Vertex orderings: This is a characterization which says that a graph $G$ is a member of some class if and only if $V(G)$ has an ordering satisfying some specific property. For instance, chordal graphs are exactly those which admit a so-called "perfect elimination ordering."
Representations/Intersections: This is a characterization which says that a graph is a member of some class if and only if it may be "represented" as a model, usually in terms of intersection. For instance, interval graphs are exactly the graphs whose vertices may be represented as intervals of the real line, where adjacencies are encoded by whether two intervals (vertices) have nontrivial intersection.
Orientations: This is a characterization which says that a graph is a member of some class if and only if there is an orientation of the graph (i.e. an imposition of direction to each edge, changing them to arcs) satisfying some property.
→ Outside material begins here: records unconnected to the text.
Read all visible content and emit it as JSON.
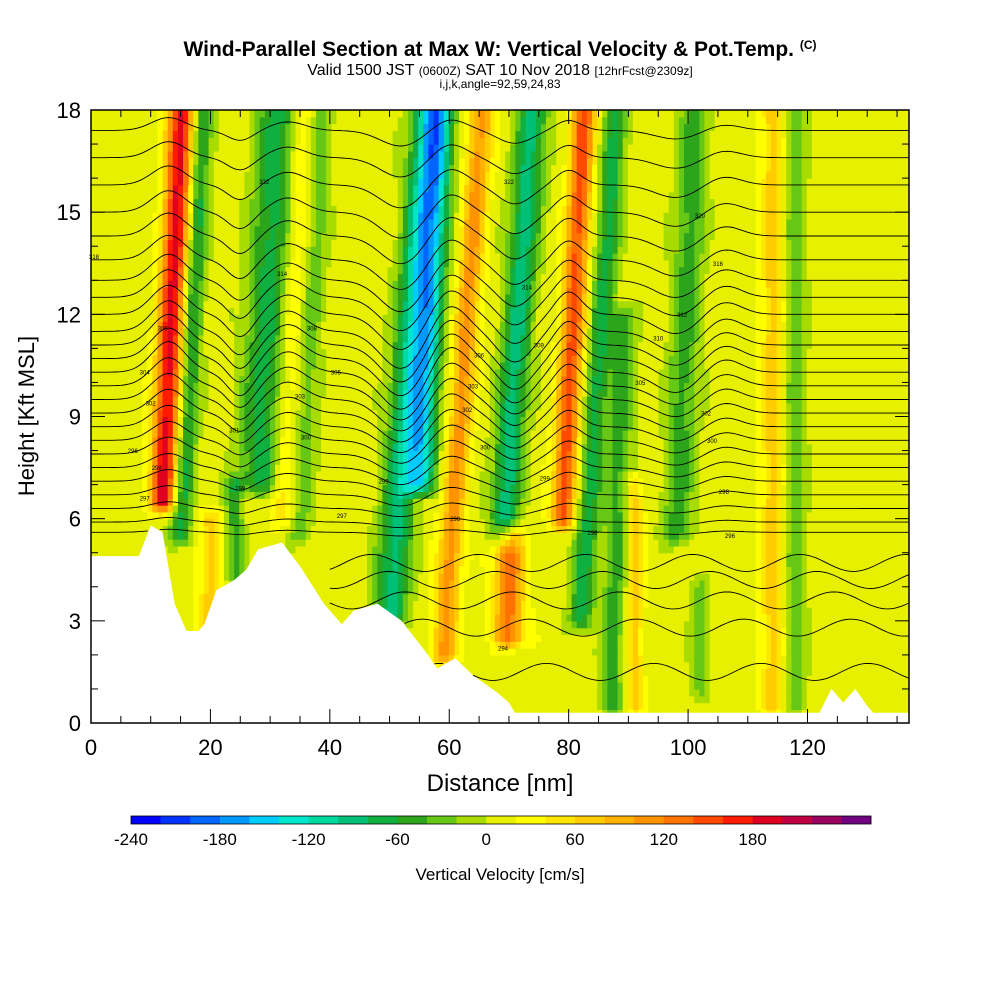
{
  "header": {
    "title": "Wind-Parallel Section at Max W: Vertical Velocity & Pot.Temp.",
    "title_mark": "(C)",
    "valid_prefix": "Valid 1500 JST",
    "valid_small": "(0600Z)",
    "valid_main": "SAT 10 Nov 2018",
    "valid_fcst": "[12hrFcst@2309z]",
    "indices": "i,j,k,angle=92,59,24,83"
  },
  "chart_data": {
    "type": "heatmap",
    "title": "Wind-Parallel Section at Max W: Vertical Velocity & Pot.Temp.",
    "xlabel": "Distance [nm]",
    "ylabel": "Height [Kft MSL]",
    "xlim": [
      0,
      137
    ],
    "ylim": [
      0,
      18
    ],
    "x_ticks": [
      "0",
      "20",
      "40",
      "60",
      "80",
      "100",
      "120"
    ],
    "y_ticks": [
      "0",
      "3",
      "6",
      "9",
      "12",
      "15",
      "18"
    ],
    "colorbar": {
      "label": "Vertical Velocity [cm/s]",
      "ticks": [
        "-240",
        "-180",
        "-120",
        "-60",
        "0",
        "60",
        "120",
        "180"
      ],
      "min": -240,
      "step": 20,
      "colors": [
        "#0000ff",
        "#0033ff",
        "#0066ff",
        "#0099ff",
        "#00ccff",
        "#00e6cc",
        "#00d9a0",
        "#00c078",
        "#10b040",
        "#2ca51c",
        "#66c814",
        "#a8dc00",
        "#e6f000",
        "#ffff00",
        "#ffe600",
        "#ffcc00",
        "#ffb000",
        "#ff9400",
        "#ff7200",
        "#ff4800",
        "#ff1a00",
        "#e00020",
        "#c00040",
        "#9a0060",
        "#700080"
      ]
    },
    "terrain_height_kft": [
      [
        0,
        4.9
      ],
      [
        8,
        4.9
      ],
      [
        10,
        5.8
      ],
      [
        12,
        5.6
      ],
      [
        14,
        3.5
      ],
      [
        16,
        2.7
      ],
      [
        18,
        2.7
      ],
      [
        19,
        2.9
      ],
      [
        21,
        3.9
      ],
      [
        24,
        4.2
      ],
      [
        26,
        4.5
      ],
      [
        28,
        5.1
      ],
      [
        32,
        5.3
      ],
      [
        35,
        4.6
      ],
      [
        39,
        3.5
      ],
      [
        42,
        2.9
      ],
      [
        44,
        3.3
      ],
      [
        48,
        3.5
      ],
      [
        52,
        3.0
      ],
      [
        56,
        2.1
      ],
      [
        58,
        1.6
      ],
      [
        61,
        1.9
      ],
      [
        64,
        1.4
      ],
      [
        68,
        0.9
      ],
      [
        70,
        0.6
      ],
      [
        71,
        0.3
      ],
      [
        122,
        0.3
      ],
      [
        124,
        1.0
      ],
      [
        126,
        0.6
      ],
      [
        128,
        1.0
      ],
      [
        130,
        0.5
      ],
      [
        131,
        0.3
      ],
      [
        137,
        0.3
      ]
    ],
    "vertical_velocity_features": [
      {
        "x": 12,
        "z_bottom": 6.5,
        "z_top": 18,
        "tilt": 0.28,
        "width_nm": 2.2,
        "peak_cm_s": 180
      },
      {
        "x": 15,
        "z_bottom": 5.5,
        "z_top": 18,
        "tilt": 0.3,
        "width_nm": 1.8,
        "peak_cm_s": -80
      },
      {
        "x": 20,
        "z_bottom": 2.8,
        "z_top": 6.0,
        "tilt": 0.0,
        "width_nm": 2.0,
        "peak_cm_s": 60
      },
      {
        "x": 24,
        "z_bottom": 4.3,
        "z_top": 7.0,
        "tilt": 0.0,
        "width_nm": 1.5,
        "peak_cm_s": -60
      },
      {
        "x": 28,
        "z_bottom": 7.0,
        "z_top": 18,
        "tilt": 0.3,
        "width_nm": 3.5,
        "peak_cm_s": -80
      },
      {
        "x": 32,
        "z_bottom": 6.0,
        "z_top": 18,
        "tilt": 0.3,
        "width_nm": 2.0,
        "peak_cm_s": 40
      },
      {
        "x": 35,
        "z_bottom": 5.5,
        "z_top": 18,
        "tilt": 0.3,
        "width_nm": 2.0,
        "peak_cm_s": -40
      },
      {
        "x": 50,
        "z_bottom": 3.0,
        "z_top": 18,
        "tilt": 0.42,
        "width_nm": 2.8,
        "peak_cm_s": -100
      },
      {
        "x": 55,
        "z_bottom": 7.0,
        "z_top": 18,
        "tilt": 0.3,
        "width_nm": 2.5,
        "peak_cm_s": -140
      },
      {
        "x": 59,
        "z_bottom": 2.0,
        "z_top": 18,
        "tilt": 0.4,
        "width_nm": 2.0,
        "peak_cm_s": 100
      },
      {
        "x": 70,
        "z_bottom": 2.5,
        "z_top": 5.5,
        "tilt": 0.0,
        "width_nm": 2.5,
        "peak_cm_s": 120
      },
      {
        "x": 69,
        "z_bottom": 5.5,
        "z_top": 18,
        "tilt": 0.4,
        "width_nm": 2.5,
        "peak_cm_s": -100
      },
      {
        "x": 82,
        "z_bottom": 3.0,
        "z_top": 18,
        "tilt": 0.4,
        "width_nm": 2.0,
        "peak_cm_s": -80
      },
      {
        "x": 79,
        "z_bottom": 6.0,
        "z_top": 18,
        "tilt": 0.3,
        "width_nm": 2.0,
        "peak_cm_s": 140
      },
      {
        "x": 87,
        "z_bottom": 0.5,
        "z_top": 12,
        "tilt": 0.2,
        "width_nm": 2.0,
        "peak_cm_s": -60
      },
      {
        "x": 91,
        "z_bottom": 0.5,
        "z_top": 7.0,
        "tilt": 0.0,
        "width_nm": 1.5,
        "peak_cm_s": 60
      },
      {
        "x": 98,
        "z_bottom": 5.5,
        "z_top": 18,
        "tilt": 0.25,
        "width_nm": 2.5,
        "peak_cm_s": -60
      },
      {
        "x": 102,
        "z_bottom": 1.0,
        "z_top": 4.0,
        "tilt": 0.0,
        "width_nm": 1.5,
        "peak_cm_s": -40
      },
      {
        "x": 114,
        "z_bottom": 0.5,
        "z_top": 18,
        "tilt": 0.0,
        "width_nm": 1.8,
        "peak_cm_s": 60
      },
      {
        "x": 118,
        "z_bottom": 0.5,
        "z_top": 18,
        "tilt": 0.0,
        "width_nm": 1.8,
        "peak_cm_s": -40
      }
    ],
    "potential_temperature_contours_kft": [
      {
        "base_z": 5.6,
        "disp_scale": 0.1
      },
      {
        "base_z": 5.9,
        "disp_scale": 0.15
      },
      {
        "base_z": 6.3,
        "disp_scale": 0.22
      },
      {
        "base_z": 6.7,
        "disp_scale": 0.3
      },
      {
        "base_z": 7.1,
        "disp_scale": 0.38
      },
      {
        "base_z": 7.5,
        "disp_scale": 0.46
      },
      {
        "base_z": 7.9,
        "disp_scale": 0.55
      },
      {
        "base_z": 8.3,
        "disp_scale": 0.62
      },
      {
        "base_z": 8.7,
        "disp_scale": 0.7
      },
      {
        "base_z": 9.1,
        "disp_scale": 0.78
      },
      {
        "base_z": 9.5,
        "disp_scale": 0.85
      },
      {
        "base_z": 9.9,
        "disp_scale": 0.92
      },
      {
        "base_z": 10.3,
        "disp_scale": 1.0
      },
      {
        "base_z": 10.7,
        "disp_scale": 1.0
      },
      {
        "base_z": 11.1,
        "disp_scale": 1.0
      },
      {
        "base_z": 11.5,
        "disp_scale": 1.0
      },
      {
        "base_z": 12.0,
        "disp_scale": 0.95
      },
      {
        "base_z": 12.5,
        "disp_scale": 0.9
      },
      {
        "base_z": 13.0,
        "disp_scale": 0.85
      },
      {
        "base_z": 13.6,
        "disp_scale": 0.8
      },
      {
        "base_z": 14.3,
        "disp_scale": 0.75
      },
      {
        "base_z": 15.0,
        "disp_scale": 0.7
      },
      {
        "base_z": 15.8,
        "disp_scale": 0.62
      },
      {
        "base_z": 16.6,
        "disp_scale": 0.52
      },
      {
        "base_z": 17.4,
        "disp_scale": 0.42
      }
    ],
    "low_level_contours_kft": [
      1.5,
      2.8,
      3.6,
      4.2,
      4.7
    ],
    "contour_labels": [
      {
        "x": 7,
        "z": 8.0,
        "text": "296"
      },
      {
        "x": 9,
        "z": 6.6,
        "text": "297"
      },
      {
        "x": 11,
        "z": 7.5,
        "text": "298"
      },
      {
        "x": 10,
        "z": 9.4,
        "text": "302"
      },
      {
        "x": 9,
        "z": 10.3,
        "text": "304"
      },
      {
        "x": 12,
        "z": 11.6,
        "text": "306"
      },
      {
        "x": 0.5,
        "z": 13.7,
        "text": "318"
      },
      {
        "x": 24,
        "z": 8.6,
        "text": "301"
      },
      {
        "x": 25,
        "z": 6.9,
        "text": "299"
      },
      {
        "x": 29,
        "z": 15.9,
        "text": "322"
      },
      {
        "x": 32,
        "z": 13.2,
        "text": "314"
      },
      {
        "x": 35,
        "z": 9.6,
        "text": "303"
      },
      {
        "x": 36,
        "z": 8.4,
        "text": "300"
      },
      {
        "x": 37,
        "z": 11.6,
        "text": "308"
      },
      {
        "x": 41,
        "z": 10.3,
        "text": "305"
      },
      {
        "x": 42,
        "z": 6.1,
        "text": "297"
      },
      {
        "x": 49,
        "z": 7.1,
        "text": "299"
      },
      {
        "x": 61,
        "z": 6.0,
        "text": "298"
      },
      {
        "x": 63,
        "z": 9.2,
        "text": "302"
      },
      {
        "x": 64,
        "z": 9.9,
        "text": "303"
      },
      {
        "x": 65,
        "z": 10.8,
        "text": "306"
      },
      {
        "x": 66,
        "z": 8.1,
        "text": "300"
      },
      {
        "x": 69,
        "z": 2.2,
        "text": "294"
      },
      {
        "x": 70,
        "z": 15.9,
        "text": "322"
      },
      {
        "x": 73,
        "z": 12.8,
        "text": "314"
      },
      {
        "x": 75,
        "z": 11.1,
        "text": "309"
      },
      {
        "x": 76,
        "z": 7.2,
        "text": "299"
      },
      {
        "x": 84,
        "z": 5.6,
        "text": "296"
      },
      {
        "x": 92,
        "z": 10.0,
        "text": "305"
      },
      {
        "x": 95,
        "z": 11.3,
        "text": "310"
      },
      {
        "x": 99,
        "z": 12.0,
        "text": "312"
      },
      {
        "x": 102,
        "z": 14.9,
        "text": "320"
      },
      {
        "x": 103,
        "z": 9.1,
        "text": "302"
      },
      {
        "x": 104,
        "z": 8.3,
        "text": "300"
      },
      {
        "x": 105,
        "z": 13.5,
        "text": "316"
      },
      {
        "x": 106,
        "z": 6.8,
        "text": "298"
      },
      {
        "x": 107,
        "z": 5.5,
        "text": "296"
      }
    ]
  }
}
For instance, comparability graphs are exactly those which are transitively orientable.
Vertex partitions: This is a characterization which says that a graph $G$ is a member of some class if and only if $V(G)$ may be partitioned in a way satisfying certain properties. The example of bipartite graphs were given above, and others include polar graphs (those in which $V(G)$ may be partitioned into sets $A$ and $B$ such that the connected components of $\overline{G[A]}$ and $G[B]$ are both cliques), and threshold-tolerance graphs (which are exactly those which admit a so-called "blue-red partition").
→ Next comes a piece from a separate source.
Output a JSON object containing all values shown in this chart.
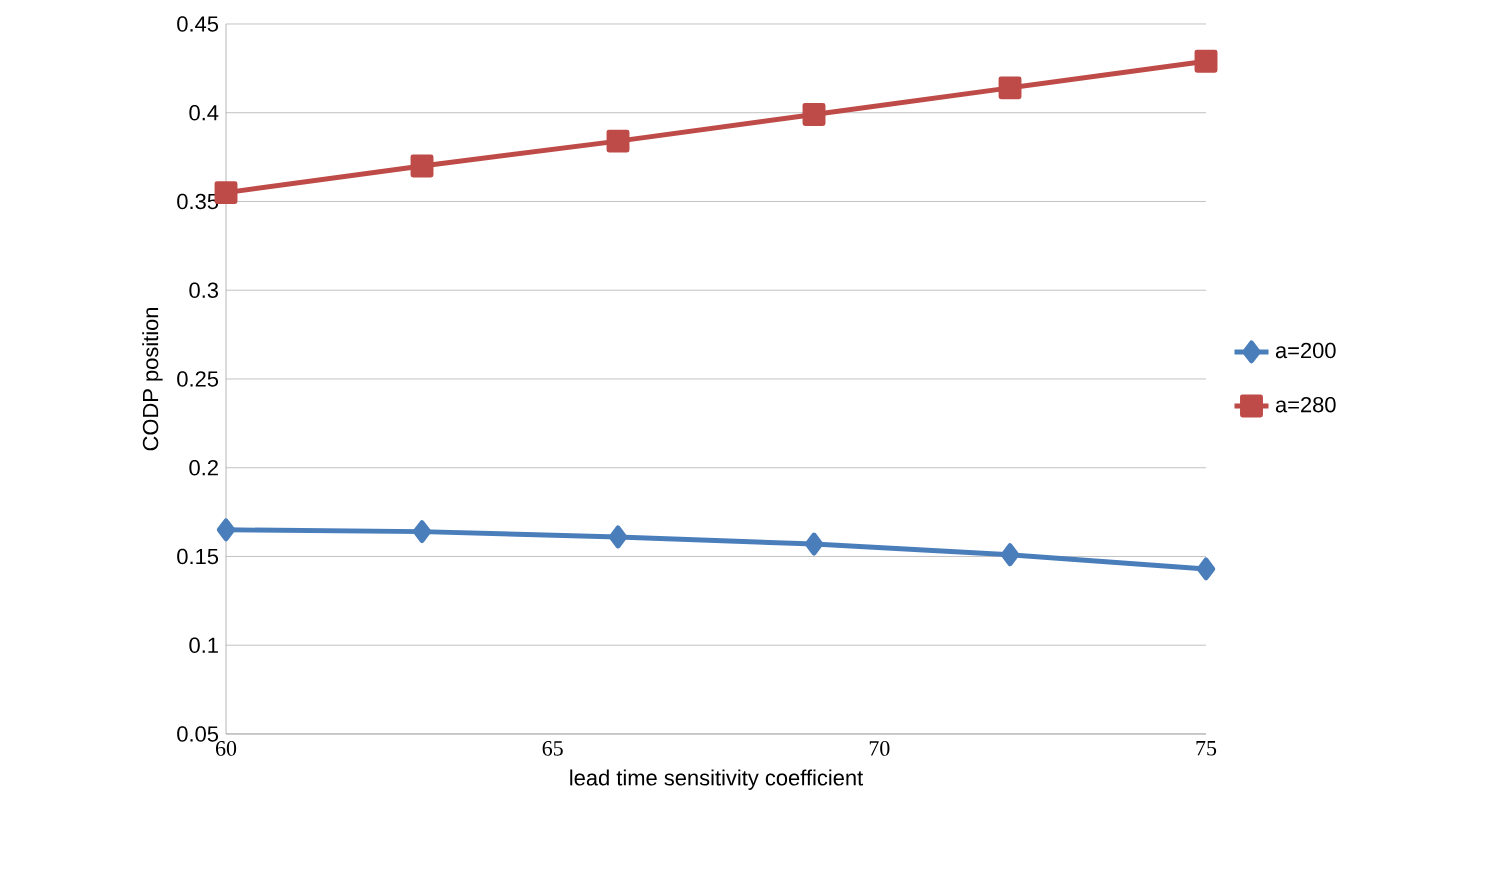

For reference, the site https://www.graphclasses.org/ is quite useful for this matter; especially for the characterizations by forbidden subgraphs. To get started, search up your favorite class of graphs, and (provided that they are well-studied and sufficiently "nice") there should be an equivalent characterization by forbidden subgraphs under the "Equivalent classes" heading. For example, when I search comparability graphs, we see that they are equivalently characterized by a list of 18 forbidden subgraphs (some of which are infinite families!).
Hopefully this helps.